The scientific study of ayahuasca and its effects on health is a comparatively new yet steadily burgeoning field of inquiry. Once limited to a few sub-disciplines of botany, pharmacology and anthropology, ayahuasca research now extends into many corridors of the academy, including the natural sciences, social sciences, and humanities [8]. Medical researchers in particular are increasingly showing interest in conducting scientific studies on ayahuasca. As McKenna, Callaway and Grob put it in the late 1990s, “the focus for the scientific study and understanding of ayahuasca has shifted from the ethnographer’s field notes and the ethnobotanist’s herbarium specimens, to the neurophysiologist’s laboratory and the psychiatrist’s examining room” [9, 73]. Studies conducted on ayahuasca over the last few decades have
included work in the fields of human pharmacokinetics, psychopharmacology, neuropsychology, transcultural psychiatry and addiction medicine. Specific illnesses or ailments for which ayahuasca is being investigated as a potentially valuable therapeutic intervention include substance dependence, depression, anxiety, post-traumatic stress disorder, eating disorders, identity issues, and overall improvement to quality of life [7]. These trends illustrate a notable contribution to the renaissance of psychedelic science more generally, also exemplified by well-attended thematic tracks devoted to ayahuasca at several international scientific conferences [10], and a steady growth of publications about ayahuasca in established medical and health science journals.

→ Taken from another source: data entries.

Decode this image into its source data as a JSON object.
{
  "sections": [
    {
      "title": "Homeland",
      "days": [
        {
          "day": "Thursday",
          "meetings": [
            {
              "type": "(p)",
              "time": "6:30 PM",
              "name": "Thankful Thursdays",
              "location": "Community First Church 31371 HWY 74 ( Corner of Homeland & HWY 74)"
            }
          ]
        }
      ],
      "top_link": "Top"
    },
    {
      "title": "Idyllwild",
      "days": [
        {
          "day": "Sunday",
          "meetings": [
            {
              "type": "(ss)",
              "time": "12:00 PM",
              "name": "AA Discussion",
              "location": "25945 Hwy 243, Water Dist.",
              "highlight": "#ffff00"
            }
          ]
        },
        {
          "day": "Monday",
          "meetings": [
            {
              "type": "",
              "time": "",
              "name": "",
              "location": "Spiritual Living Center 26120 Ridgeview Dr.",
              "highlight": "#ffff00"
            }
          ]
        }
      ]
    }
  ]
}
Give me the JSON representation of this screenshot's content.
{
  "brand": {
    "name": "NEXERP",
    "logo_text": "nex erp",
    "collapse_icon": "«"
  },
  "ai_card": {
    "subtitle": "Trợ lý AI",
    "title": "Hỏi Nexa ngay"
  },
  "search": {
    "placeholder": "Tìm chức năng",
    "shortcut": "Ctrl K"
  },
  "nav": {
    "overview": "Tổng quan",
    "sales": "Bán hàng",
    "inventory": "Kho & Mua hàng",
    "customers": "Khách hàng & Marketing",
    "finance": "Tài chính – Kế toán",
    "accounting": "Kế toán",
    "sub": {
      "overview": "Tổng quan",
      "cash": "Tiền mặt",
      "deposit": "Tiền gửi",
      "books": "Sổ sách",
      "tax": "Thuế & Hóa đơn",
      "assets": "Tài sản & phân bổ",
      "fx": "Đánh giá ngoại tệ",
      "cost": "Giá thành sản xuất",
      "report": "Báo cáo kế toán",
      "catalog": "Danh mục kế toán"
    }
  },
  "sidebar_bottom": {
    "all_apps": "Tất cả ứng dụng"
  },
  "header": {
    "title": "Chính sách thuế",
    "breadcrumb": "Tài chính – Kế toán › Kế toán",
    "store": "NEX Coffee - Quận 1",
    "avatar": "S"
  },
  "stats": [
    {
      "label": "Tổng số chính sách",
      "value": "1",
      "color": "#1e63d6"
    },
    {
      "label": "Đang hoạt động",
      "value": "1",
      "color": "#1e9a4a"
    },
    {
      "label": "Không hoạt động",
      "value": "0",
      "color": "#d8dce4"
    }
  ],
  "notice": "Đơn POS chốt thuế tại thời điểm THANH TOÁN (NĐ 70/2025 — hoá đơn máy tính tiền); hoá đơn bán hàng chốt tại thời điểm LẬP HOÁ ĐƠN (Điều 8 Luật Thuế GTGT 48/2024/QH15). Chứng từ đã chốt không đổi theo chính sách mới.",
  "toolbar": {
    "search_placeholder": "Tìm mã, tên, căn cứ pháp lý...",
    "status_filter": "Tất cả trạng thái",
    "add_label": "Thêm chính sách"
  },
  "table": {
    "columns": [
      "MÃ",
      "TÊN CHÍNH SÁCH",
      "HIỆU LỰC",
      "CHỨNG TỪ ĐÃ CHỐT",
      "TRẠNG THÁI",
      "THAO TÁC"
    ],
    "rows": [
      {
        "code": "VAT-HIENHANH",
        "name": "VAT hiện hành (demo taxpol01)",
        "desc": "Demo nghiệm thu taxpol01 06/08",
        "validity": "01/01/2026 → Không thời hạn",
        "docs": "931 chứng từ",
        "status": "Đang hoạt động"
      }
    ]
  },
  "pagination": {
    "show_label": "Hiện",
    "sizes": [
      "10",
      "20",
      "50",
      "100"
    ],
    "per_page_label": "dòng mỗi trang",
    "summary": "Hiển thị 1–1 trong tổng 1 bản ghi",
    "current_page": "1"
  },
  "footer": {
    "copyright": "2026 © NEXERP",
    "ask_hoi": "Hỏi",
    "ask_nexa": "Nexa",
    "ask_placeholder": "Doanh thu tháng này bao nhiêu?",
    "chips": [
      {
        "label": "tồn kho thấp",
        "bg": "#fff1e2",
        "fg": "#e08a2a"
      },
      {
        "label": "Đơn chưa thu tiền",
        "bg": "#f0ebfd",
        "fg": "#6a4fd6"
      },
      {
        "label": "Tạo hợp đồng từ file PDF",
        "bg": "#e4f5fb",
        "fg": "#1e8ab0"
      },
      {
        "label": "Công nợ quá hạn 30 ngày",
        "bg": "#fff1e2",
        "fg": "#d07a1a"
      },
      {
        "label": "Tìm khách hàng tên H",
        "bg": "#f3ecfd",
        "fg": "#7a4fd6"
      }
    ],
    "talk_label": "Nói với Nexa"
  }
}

Yet, as we will argue, in the process
of this increasing academic and scientific interest in ayahuasca, researchers are being challenged not just by the complex interactions of the brew, its ritual uses and its effects on drinkers, but also by how their object of study may confound some conventional assumptions in biomedicine and even science itself.

This article undertakes a brief historical, sociological and philosophical analysis of ayahuasca as an object of scientific research, particularly as it is a topic of interest in medicine and public health. It frames ayahuasca research within the broader fields of science and technology studies (STS) and the sociology of knowledge, to consider how the pursuit of scientific understanding of the brew provokes questions, raises issues and challenges assumptions about longenduring ideas in the history and philosophy of science. Some of the STS themes we explore have also emerged in recent sociological studies of early 21st century psychedelic laboratory practices and research frames [11, 12]. Our
analysis begins with consideration of ontological questions about ayahuasca, or what “ayahuasca” is, as a thing in the world, and how it is categorized as an object of inquiry for modern science. We next take up epistemology with respect to ayahuasca and psychedelics more generally, and how the traditional indigenous concept of “plant teacher,” or alternatively, an instrumental “cognitive tool” frame for
these kinds of substances, may have heuristic value for broadening conceptions of knowledge. This leads us to questions of scientific empiricism and disciplinary demands for objectivity, which reveal tensions with respect to expectations that scientists engaged in ayahuasca or other psychedelic research should (or should not) have personal experiences with the “objects” of their research. Finally, we
conclude by briefly considering some of the political challenges of ayahuasca research, and the ramifications of why and how ayahuasca is being scientifically objectified in the early 21st century.